I am trying to calculate the volume of the region in the first octant bound by the surfaces
$$y=0,\hspace{1em}y=x,\hspace{1em}x^2+y^2+z^2=4$$
I have found that $x,\ y,$ and $z$ can have a lower bound of $0$.
$z$ seems to have an upper bound of $\sqrt{4 - x^2 - y^2}$
$y$ seems to be from $0$ to $x$
$x$ seems to be form $0$ to $2$ (the radius of the sphere)
Is it correct to use the following triple integral to solve the problem?

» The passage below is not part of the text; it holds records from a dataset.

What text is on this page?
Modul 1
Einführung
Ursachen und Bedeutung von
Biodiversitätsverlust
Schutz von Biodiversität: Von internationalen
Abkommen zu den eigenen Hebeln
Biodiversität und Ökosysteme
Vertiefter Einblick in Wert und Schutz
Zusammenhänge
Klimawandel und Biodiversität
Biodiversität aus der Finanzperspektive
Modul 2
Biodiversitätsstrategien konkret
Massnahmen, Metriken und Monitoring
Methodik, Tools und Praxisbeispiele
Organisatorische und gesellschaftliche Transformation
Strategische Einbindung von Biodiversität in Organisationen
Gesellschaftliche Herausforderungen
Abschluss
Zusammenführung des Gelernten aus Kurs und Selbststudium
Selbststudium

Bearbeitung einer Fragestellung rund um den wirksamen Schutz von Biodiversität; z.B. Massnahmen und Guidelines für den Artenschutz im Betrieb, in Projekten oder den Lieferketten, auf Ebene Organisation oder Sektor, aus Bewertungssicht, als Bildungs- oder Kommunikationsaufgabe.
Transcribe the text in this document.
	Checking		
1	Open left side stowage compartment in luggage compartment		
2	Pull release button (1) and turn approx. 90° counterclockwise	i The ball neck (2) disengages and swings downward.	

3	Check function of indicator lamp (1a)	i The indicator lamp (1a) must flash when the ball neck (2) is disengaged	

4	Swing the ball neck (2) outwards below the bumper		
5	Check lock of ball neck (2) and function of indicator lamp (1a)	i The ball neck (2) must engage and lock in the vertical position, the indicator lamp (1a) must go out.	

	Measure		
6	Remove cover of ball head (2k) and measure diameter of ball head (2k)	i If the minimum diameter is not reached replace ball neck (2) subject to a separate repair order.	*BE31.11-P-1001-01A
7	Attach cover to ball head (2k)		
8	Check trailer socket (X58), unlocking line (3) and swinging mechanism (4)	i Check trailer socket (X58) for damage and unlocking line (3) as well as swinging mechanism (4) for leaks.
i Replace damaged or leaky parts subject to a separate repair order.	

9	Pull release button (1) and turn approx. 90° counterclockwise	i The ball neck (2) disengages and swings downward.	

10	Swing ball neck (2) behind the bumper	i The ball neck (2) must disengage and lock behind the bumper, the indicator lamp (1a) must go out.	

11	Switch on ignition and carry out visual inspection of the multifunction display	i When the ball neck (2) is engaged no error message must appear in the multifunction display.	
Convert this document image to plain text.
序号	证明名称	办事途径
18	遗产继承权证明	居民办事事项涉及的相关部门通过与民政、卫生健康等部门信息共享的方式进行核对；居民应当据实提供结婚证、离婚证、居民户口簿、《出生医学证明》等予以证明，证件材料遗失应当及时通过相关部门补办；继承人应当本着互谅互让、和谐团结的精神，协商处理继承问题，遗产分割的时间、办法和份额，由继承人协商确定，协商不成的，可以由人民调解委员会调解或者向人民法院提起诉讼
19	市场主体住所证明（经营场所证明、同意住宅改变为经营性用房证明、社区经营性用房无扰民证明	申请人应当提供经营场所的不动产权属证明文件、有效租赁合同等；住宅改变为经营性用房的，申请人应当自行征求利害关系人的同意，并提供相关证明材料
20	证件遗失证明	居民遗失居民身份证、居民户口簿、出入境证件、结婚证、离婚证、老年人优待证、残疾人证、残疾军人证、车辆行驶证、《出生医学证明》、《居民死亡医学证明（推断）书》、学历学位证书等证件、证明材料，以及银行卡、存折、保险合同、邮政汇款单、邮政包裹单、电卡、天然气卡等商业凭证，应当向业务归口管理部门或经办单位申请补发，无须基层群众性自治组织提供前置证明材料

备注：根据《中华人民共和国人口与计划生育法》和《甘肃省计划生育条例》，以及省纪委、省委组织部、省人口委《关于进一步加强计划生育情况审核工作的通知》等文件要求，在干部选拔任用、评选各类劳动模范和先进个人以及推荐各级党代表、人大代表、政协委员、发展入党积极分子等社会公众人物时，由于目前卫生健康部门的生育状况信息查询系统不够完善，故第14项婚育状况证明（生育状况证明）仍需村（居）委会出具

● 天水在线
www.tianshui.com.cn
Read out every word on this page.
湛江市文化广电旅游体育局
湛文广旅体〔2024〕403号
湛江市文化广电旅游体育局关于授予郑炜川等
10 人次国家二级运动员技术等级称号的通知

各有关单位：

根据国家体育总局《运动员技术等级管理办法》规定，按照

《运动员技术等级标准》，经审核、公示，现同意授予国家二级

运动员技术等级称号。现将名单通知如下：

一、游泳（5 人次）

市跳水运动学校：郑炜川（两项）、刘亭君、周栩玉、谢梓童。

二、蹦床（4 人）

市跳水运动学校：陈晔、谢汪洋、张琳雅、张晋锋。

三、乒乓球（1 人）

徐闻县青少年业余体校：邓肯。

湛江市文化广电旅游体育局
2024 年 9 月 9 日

$$\int_0^2 \int_0^x \int_0^{\sqrt{4-x^2-y^2}} dz\ dy\ dx$$
Sketch:
It seems to me that the region to find is the area shown below (the left half of the section of the sphere in the first octant). It is clear to me that the volume should be that of the sphere divided by 16, but I need to learn how to use triple integrals to solve this problem.
How would I go about solving this?
Because the base of the solid is a sector of a circle, it is most natural to use either cylindrical or spherical coordinates. I don't know if you're in the American coordinate system or non-American, but notice that limiting $y$ to $0\le y\le x$ means that $0\le\theta\le\pi/4$ (with $\theta$ the polar coordinate in the plane). So you will have $0\le\theta\le\pi/4$, $0\le\phi\le\pi/2$ (because you're constrained to the first octant), and, easiest, $0\le\rho\le 2$. So the volume integral becomes $$\int_0^{\pi/4}\int_0^{\pi/2}\int_0^2 \rho^2\sin\phi\,d\rho\,d\phi\,d\theta.$$ [Interchange $\theta$ and $\phi$ as required.]